Einwohner: 6.687 (1. Jan. 2011) [1]
Postleitzahl: 388 01
Verkehr
Straße: Plzeň - Písek
Bahnanschluss: Strakonice - Březnice
Blatná - Nepomuk
Struktur
Status: Stadt
Ortsteile: 9
Verwaltung
Bürgermeister: Josef Hospergr (Stand: 2007)
Adresse: T.G. Masaryka 322
388 11 Blatná
Gemeindenummer: 550850
Website: www.mesto-blatna.cz

Blatná (deutsch Blatna) ist eine Stadt in Tschechien. Sie liegt 19 Kilometer nördlich von Strakonice und gehört zum Okres Strakonice.

Inhaltsverzeichnis

Geographie

Blatná befindet sich an der Einmündung des Závišínský potok in die Lomnice im Mittelböhmischen Hügelland. Im Stadtgebiet und der näheren Umgebung liegen zahlreiche Teiche.

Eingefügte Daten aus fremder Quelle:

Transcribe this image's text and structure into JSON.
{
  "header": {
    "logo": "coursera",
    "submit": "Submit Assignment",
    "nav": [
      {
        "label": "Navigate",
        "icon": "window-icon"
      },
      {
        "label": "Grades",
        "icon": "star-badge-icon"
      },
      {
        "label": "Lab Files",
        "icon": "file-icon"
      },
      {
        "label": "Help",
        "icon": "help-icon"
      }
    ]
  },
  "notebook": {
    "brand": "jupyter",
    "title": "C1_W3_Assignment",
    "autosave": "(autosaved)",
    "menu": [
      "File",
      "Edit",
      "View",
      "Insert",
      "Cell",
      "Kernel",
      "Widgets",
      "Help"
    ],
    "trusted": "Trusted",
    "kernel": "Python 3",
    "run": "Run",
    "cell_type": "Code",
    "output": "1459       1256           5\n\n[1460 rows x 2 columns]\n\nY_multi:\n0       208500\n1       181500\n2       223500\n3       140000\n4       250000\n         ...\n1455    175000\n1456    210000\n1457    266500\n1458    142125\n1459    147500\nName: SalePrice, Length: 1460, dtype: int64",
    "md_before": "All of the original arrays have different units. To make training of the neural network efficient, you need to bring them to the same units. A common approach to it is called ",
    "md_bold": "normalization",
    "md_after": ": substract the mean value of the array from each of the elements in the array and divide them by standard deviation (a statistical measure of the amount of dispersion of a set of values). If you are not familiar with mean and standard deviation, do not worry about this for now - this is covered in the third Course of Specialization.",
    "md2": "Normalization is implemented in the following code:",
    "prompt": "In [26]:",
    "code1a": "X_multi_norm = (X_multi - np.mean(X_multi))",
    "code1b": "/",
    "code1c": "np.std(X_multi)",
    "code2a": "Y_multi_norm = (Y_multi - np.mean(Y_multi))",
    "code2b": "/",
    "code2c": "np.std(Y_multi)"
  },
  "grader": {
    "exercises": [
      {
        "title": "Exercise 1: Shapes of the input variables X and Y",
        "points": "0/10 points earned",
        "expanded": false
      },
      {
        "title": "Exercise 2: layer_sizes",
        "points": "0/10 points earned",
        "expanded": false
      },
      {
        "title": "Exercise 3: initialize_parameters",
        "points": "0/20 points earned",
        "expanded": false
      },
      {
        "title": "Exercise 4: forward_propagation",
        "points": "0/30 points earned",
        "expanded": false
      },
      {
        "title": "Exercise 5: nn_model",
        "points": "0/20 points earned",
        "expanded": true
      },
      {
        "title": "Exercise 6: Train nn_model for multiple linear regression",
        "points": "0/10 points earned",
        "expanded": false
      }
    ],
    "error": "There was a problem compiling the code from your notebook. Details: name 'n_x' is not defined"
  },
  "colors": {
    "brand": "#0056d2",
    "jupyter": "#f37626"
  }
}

Nachbarorte sind Bezdědovice und Paštiky im Norden, Skaličany im Nordosten, Buzice im Osten, Pacelice und Hněvkov im Südosten, Mačkov und Blatenka im Süden, Lhotka, Mračov und Vrbno im Südwesten, Řečice und Tchořovice im Westen sowie Hajany und Chlum im Nordwesten.

Geschichte

Die erste Erwähnung von Blatná erfolgte im Jahre 1235. Besitzer der auf einer Flussinsel der Lomnice gelegenen Wasserburg Blatna war zu dieser Zeit Visemirus de Blatna. Am linken Flussufer gegenüber der Burg entstand an der Kreuzung der Handelswege von Prag nach Strakonice und von Písek nach Pilsen eine Ansiedlung. In der zweiten Hälfte des 13. Jahrhundert erwarb Bavor II. von Strakonitz die Burg. Nach dem Aussterben der Bavor fielen deren Güter vor 1408 an Johann Lev von Rosental. Zwischen 1520 und 1530 ließ Zdeniek Lev von Rosental die Wasserburg durch Benedikt Ried zu einem Frührenaissanceschloss umbauen. Im Jahre 1541 erwarben die Sternberger Blatná, 1579 folgen die Grafen Rozdrazowsky von Rozdrazow auf Blatna und Pomsdorf. 1558 wurde Blathnau als ein Städtchen bezeichnet. 1601 erfolgte die Erhebung zur Stadt. Haupterwerbsquelle ihrer Bewohner war die Fischzucht. Besitzer von Blatná wurden 1691 der Graf Kolowrat-Krakowsky, von dem es vier Jahre später der Graf Serényi erwarb. 1798 erwarben die Freiherren Hildprandt von und zu Ottenhausen die Herrschaft Blatná[2]. 1812 errichtete Franz Hildprandt von Ottenhausen unterhalb des Schlosses eine Zuckerfabrik.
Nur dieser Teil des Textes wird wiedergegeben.